In this post, we want to present an alternate view to the "Big Data" trend. We'd like to make the case that we are facing a small data problem and not a big data problem.

Don't take our word for it. See what "Jordan Tigani" one of the founding engineers of Google's "BigQuery" had to say in this excellent article titled "Big Data Is Dead".

Jordan makes some compelling arguments worth quoting:

"Most of the people using “Big Query” don’t really have Big Data. Even the ones who do tend to use workloads that only use a small fraction of their dataset sizes."

"The era of Big Data is over. It had a good run, but now we can stop worrying about data size and focus on how we’re going to use it to make better decisions."

"I can say that the vast majority of customers had less than a terabyte of data in total data storage."

"The general feedback we got talking to folks in the industry was that 100 GB was the right order of magnitude for a data warehouse."

"All large data sets are generated over time. Time is almost always an axis in a data set. Most analysis is done over the recent data. Scanning old data is pretty wasteful; it doesn’t change, so why would you spend money reading it over and over again?"

"Dashboards, for example, very often are built from aggregated data. People look at the last hour, or the last day, or the last week’s worth of data. Smaller tables tend to be queried more frequently, giant tables more selectively."

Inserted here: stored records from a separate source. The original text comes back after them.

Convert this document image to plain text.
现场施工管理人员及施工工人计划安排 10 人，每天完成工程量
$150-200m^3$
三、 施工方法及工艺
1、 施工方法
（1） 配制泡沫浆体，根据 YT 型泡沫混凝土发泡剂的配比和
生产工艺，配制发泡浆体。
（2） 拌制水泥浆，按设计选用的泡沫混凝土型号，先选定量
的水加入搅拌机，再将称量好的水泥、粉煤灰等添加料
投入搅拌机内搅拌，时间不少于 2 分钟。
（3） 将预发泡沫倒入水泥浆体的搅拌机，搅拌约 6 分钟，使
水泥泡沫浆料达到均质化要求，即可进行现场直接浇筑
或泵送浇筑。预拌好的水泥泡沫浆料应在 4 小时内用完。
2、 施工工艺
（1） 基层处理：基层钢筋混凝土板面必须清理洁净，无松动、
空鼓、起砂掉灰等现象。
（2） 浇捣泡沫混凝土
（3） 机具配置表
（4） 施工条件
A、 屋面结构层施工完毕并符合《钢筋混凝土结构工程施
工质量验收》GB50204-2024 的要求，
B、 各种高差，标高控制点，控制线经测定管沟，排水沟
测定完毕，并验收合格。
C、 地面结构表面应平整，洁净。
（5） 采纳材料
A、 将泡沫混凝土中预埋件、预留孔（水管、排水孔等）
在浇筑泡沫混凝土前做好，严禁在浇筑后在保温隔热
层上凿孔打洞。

"A couple of years ago I did an analysis of BigQuery queries, looking at customers spending more than $1000 / year. 90% of queries processed less than 100 MB of data."

"Tricks like computing over compressed data, projection, and predicate pushdown are ways that you can do less IO at query time. And less IO turns into less computation that needs to be done, which turns into lower costs and latency."

"There are acute economic pressures incentivizing people to reduce the amount of data they process."

"An alternate definition of Big Data is when the cost of keeping data around is less than the cost of figuring out what to throw away."

"Data can be an aid to lawsuits against you. Keeping old data around can prolong your legal exposure (e.g. GDPR/HIPAA compliance)."

"If you are keeping around old data, it is good to understand why you are keeping it. Are you really just a data hoarder?"

Big Data was never the limiting factor for gaining actionable insights on real world problems.

Actionable insights come from the micro not the macro. Less is more.

You have to look for the "Needle In A Haystack" and the "Haystack" is often just "Small Data" not "Big Data".